XVIII. YÜZYIL TÜRK EDEBİYATI Dersi ŞEYH GALİP'İN ŞİİRLERİNDEN ÖRNEKLER soru detayı:
SORU:
"Ey dil ey dil niye bu rütbede pür-gamsın sen
Gerçi vîrâne isen genc-i mutalsamsın sen
Secde-fermâ-yı melek zât-ı mükerremsin sen
Bildiğin gibi değil cümleden akdemsin sen
Rûhsun nefha-i Cibrîl ile tev’emsin sen
Sırr-ı Haksın mesel-i Îsî-i Meryemsin sen
Hoşça bak zâtına kim zübde-i âlemsin sen
Merdüm-i dîde-i ekvân olan âdemsin sen"
Dizelerde kullanılan sen zamiriyle kim kastedilmektedir?
CEVAP:
Galip, terci-bendin başından sonuna kadar “sen” zamirine seslenmekte ve onunla konuşmaktadır. İlk bentte redif olarak kullanılan “sen” zamiri, her bendin sonunda tekrar edilen vasıta beyti aracılığıyla bütün bentlere yayılmakta; böylece, şiirin tamamında ona seslenilmektedir. Başlangıçta “Ey gönül!” hitabı kullanılmışsa da, ‘sen’ zamiriyle kasdedilen gönlün kendisi değil, ona sahip olan insandır. Vasıta beytindeki “âdemsin sen” ifadesi bunun açık kanıtıdır. Âdem, insan türünün ilk atasının adı olduğu gibi, aynı zamanda türün de adı olup, insan demektir.

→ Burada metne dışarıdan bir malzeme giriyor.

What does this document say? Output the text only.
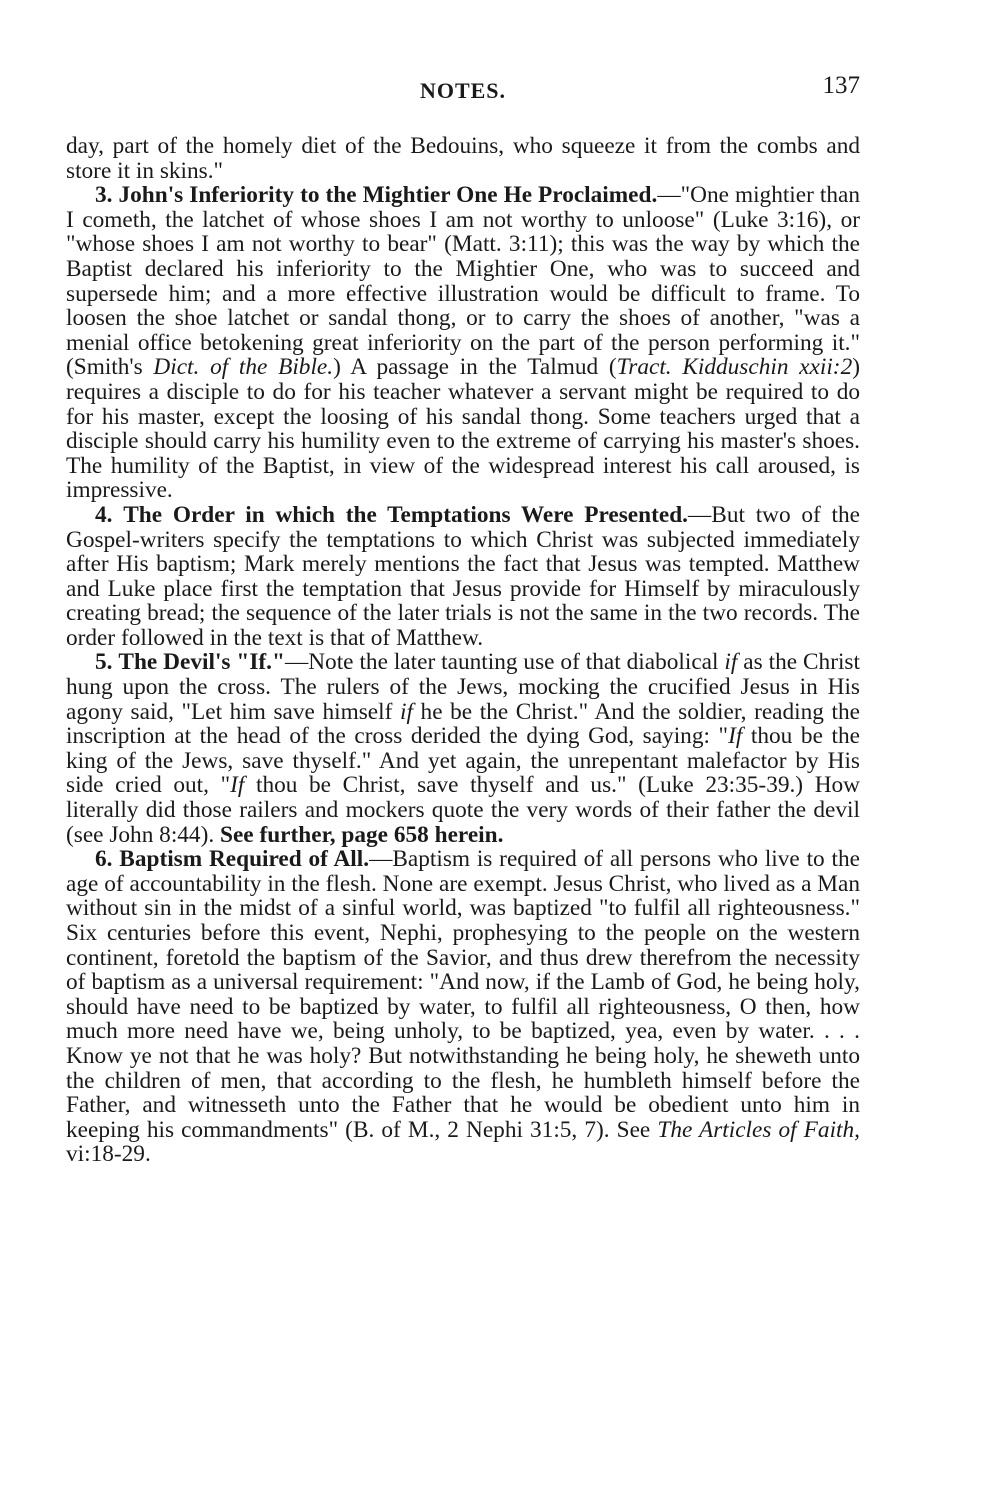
NOTES.	137

day, part of the homely diet of the Bedouins, who squeeze it from the combs and store it in skins."

3. John's Inferiority to the Mightier One He Proclaimed.—"One mightier than I cometh, the latchet of whose shoes I am not worthy to unloose" (Luke 3:16), or "whose shoes I am not worthy to bear" (Matt. 3:11); this was the way by which the Baptist declared his inferiority to the Mightier One, who was to succeed and supersede him; and a more effective illustration would be difficult to frame. To loosen the shoe latchet or sandal thong, or to carry the shoes of another, "was a menial office betokening great inferiority on the part of the person performing it." (Smith's Dict. of the Bible.) A passage in the Talmud (Tract. Kidduschin xxii:2) requires a disciple to do for his teacher whatever a servant might be required to do for his master, except the loosing of his sandal thong. Some teachers urged that a disciple should carry his humility even to the extreme of carrying his master's shoes. The humility of the Baptist, in view of the widespread interest his call aroused, is impressive.

4. The Order in which the Temptations Were Presented.—But two of the Gospel-writers specify the temptations to which Christ was subjected immediately after His baptism; Mark merely mentions the fact that Jesus was tempted. Matthew and Luke place first the temptation that Jesus provide for Himself by miraculously creating bread; the sequence of the later trials is not the same in the two records. The order followed in the text is that of Matthew.

5. The Devil's "If."—Note the later taunting use of that diabolical if as the Christ hung upon the cross. The rulers of the Jews, mocking the crucified Jesus in His agony said, "Let him save himself if he be the Christ." And the soldier, reading the inscription at the head of the cross derided the dying God, saying: "If thou be the king of the Jews, save thyself." And yet again, the unrepentant malefactor by His side cried out, "If thou be Christ, save thyself and us." (Luke 23:35-39.) How literally did those railers and mockers quote the very words of their father the devil (see John 8:44). See further, page 658 herein.

6. Baptism Required of All.—Baptism is required of all persons who live to the age of accountability in the flesh. None are exempt. Jesus Christ, who lived as a Man without sin in the midst of a sinful world, was baptized "to fulfil all righteousness." Six centuries before this event, Nephi, prophesying to the people on the western continent, foretold the baptism of the Savior, and thus drew therefrom the necessity of baptism as a universal requirement: "And now, if the Lamb of God, he being holy, should have need to be baptized by water, to fulfil all righteousness, O then, how much more need have we, being unholy, to be baptized, yea, even by water. . . . Know ye not that he was holy? But notwithstanding he being holy, he sheweth unto the children of men, that according to the flesh, he humbleth himself before the Father, and witnesseth unto the Father that he would be obedient unto him in keeping his commandments" (B. of M., 2 Nephi 31:5, 7). See The Articles of Faith, vi:18-29.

Bazı değerlendirmelerde, “zât” sözcüğündeki saygınlık ifade eden anlam çağrışımlarından hareketle buradaki insanın “insan-ı kâmil” olduğu, şairin insan-ı kâmile seslendiği ileri sürülmüştür. Böyle bir yaklaşım, şiirin hem muhatap kitlesini daraltacak hem de değerini azaltacaktır. Çünkü tasavvufî eserlerde anlatıldığı biçimiyle insan-ı kâmil, neredeyse peygamberlerle eş değerdedir. Bu özellikte insan, hem sayıca azdır hem de öyle birinin bu kadar hatırlatmaya ihtiyacı yoktur. Şiirin bütünü göz önünde tutulduğunda, kendi varlığı üzerinde düşünmeye, tefekkür etmeye çağrılan “sen”
zamirinin, bizzat insan türünün her bir tekine karşılık geldiği anlaşılmaktadır.